Foto Kiai Abdul Wahab Penataban yang telah mengalami editing dari versi aslinya. |
Oleh Ayunk Notonegoro
Dutaislam.or.id - Hubbul wathan minal iman, cinta tanah air adalah sebagian dari iman, dipahami betul oleh para kiai pesantren saat mempertahankan kemerdekaan Republik Indonesia. Apapun akan mereka lakukan untuk mempertahankan kemerdekaan tersebut. Meski harus mengkorbankan nyawa sekalipun.
Titik tolak perjuangan para kiai -tentu, beserta santri-santrinya- berangkat dari fatwa Resolusi Jihad yang dikeluarkan oleh PBNU. Pada 21-22 Oktober, NU mengumpulkan semua kiai dan konsul NU se-Jawa Madura untuk memusyawarahkan tentang sikap yang akan diambil terkait masuknya kembali pasukan Belanda dan sekutu ke Indonesia.

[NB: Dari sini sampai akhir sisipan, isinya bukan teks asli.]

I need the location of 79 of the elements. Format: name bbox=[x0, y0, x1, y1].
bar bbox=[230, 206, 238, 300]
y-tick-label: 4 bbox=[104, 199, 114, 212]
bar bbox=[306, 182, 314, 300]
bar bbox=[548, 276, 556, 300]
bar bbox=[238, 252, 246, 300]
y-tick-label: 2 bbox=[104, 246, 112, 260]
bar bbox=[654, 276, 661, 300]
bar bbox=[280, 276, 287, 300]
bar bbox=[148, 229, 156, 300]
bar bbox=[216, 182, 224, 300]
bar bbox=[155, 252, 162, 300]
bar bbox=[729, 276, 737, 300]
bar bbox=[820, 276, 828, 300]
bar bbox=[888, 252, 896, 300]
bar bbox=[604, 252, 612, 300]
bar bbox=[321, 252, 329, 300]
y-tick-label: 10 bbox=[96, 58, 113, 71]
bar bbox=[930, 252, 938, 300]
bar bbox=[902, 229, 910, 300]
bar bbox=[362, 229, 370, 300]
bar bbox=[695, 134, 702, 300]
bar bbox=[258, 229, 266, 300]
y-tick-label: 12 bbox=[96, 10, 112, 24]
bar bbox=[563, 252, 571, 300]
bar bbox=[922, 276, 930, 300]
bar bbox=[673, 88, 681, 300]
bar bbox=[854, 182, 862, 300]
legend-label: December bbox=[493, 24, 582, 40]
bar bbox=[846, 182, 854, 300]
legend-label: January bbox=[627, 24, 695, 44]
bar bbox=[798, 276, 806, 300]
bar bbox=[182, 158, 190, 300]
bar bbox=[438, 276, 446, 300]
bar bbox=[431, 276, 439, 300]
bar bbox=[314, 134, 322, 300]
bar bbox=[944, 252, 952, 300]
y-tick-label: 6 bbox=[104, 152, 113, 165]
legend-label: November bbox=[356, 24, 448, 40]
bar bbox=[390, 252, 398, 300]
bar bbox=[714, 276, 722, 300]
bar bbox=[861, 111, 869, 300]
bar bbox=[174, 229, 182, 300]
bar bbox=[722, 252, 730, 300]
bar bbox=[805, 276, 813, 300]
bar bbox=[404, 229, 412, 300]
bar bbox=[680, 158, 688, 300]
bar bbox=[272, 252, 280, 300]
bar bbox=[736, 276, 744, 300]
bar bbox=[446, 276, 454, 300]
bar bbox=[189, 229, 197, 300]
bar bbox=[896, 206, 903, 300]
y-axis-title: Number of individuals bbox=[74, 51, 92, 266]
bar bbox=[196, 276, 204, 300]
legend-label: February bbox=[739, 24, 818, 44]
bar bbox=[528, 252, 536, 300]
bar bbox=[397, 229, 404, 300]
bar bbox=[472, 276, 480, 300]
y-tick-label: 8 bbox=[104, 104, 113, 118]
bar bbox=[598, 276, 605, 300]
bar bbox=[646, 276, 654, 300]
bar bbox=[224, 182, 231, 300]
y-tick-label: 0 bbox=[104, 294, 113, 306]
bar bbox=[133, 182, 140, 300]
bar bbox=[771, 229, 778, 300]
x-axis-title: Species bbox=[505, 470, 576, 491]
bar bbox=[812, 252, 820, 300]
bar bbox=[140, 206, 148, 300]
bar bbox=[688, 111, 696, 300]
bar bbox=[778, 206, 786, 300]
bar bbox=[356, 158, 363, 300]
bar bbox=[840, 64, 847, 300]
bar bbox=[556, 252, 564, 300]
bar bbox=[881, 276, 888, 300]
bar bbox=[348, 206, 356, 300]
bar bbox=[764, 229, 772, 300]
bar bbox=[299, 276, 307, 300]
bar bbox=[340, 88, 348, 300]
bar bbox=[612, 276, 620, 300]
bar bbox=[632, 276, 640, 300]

Dari pertemuan tersebut, KH. Hasyim Asyari mengeluarkan fatwa fardlu ain bagi umat Islam untuk memerangi orang kafir yang merintangi kemerdekaan Indonesia.
Sontak saja, Resolusi Jihad tersebut segera disambut angkat senjata oleh segenap warga nahdliyin, baik kiai, santri maupun simpatisannya. Tak terkecuali di Banyuwangi. Menyambut seruan tersebut, para kiai kembali mengorganisir para laskar, baik yang tergabung dalam pasukan Hisbullah, Sabilillah, maupun laskar-laskar lokal lainnya.

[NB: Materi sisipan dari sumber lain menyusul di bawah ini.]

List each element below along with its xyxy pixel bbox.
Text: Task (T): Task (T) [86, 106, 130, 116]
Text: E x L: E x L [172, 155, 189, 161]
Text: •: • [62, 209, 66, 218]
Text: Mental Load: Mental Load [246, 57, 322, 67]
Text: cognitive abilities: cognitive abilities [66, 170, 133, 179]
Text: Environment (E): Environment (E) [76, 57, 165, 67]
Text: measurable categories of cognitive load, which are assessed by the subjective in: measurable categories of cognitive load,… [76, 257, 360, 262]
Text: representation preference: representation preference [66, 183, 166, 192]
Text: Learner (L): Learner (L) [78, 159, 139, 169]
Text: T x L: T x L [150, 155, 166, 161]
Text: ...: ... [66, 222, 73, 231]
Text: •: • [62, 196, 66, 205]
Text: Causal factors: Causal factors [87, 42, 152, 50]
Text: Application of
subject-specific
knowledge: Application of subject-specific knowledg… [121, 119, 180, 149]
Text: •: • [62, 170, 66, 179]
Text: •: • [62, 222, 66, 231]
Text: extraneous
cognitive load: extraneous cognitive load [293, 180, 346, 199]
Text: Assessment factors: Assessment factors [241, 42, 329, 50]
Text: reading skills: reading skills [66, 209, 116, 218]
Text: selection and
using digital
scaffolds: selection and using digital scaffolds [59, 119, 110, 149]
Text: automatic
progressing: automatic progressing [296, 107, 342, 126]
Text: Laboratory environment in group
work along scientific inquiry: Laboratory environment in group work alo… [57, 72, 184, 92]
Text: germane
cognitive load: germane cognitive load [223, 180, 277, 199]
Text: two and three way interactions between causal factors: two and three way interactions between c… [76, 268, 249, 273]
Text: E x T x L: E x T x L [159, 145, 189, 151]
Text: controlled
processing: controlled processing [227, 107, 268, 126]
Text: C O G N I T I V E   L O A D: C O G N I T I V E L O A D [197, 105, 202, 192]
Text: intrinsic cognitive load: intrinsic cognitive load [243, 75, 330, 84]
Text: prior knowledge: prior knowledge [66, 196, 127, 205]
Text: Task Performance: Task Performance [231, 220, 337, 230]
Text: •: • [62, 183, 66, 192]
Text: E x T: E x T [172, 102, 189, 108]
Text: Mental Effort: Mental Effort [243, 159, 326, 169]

Di Banyuwangi Kota, muncul beberapa nama kiai yang terlibat dalam mengorganisir massa untuk menghadapi gempuran NICA, baik di pertempuran 10 November di Surabaya maupun pertempuran-pertempuran lain di Banyuwangi. Nama Kiai Saleh Lateng terdengar nyaring dalam perjuangan mempertahankan kemerdekaan.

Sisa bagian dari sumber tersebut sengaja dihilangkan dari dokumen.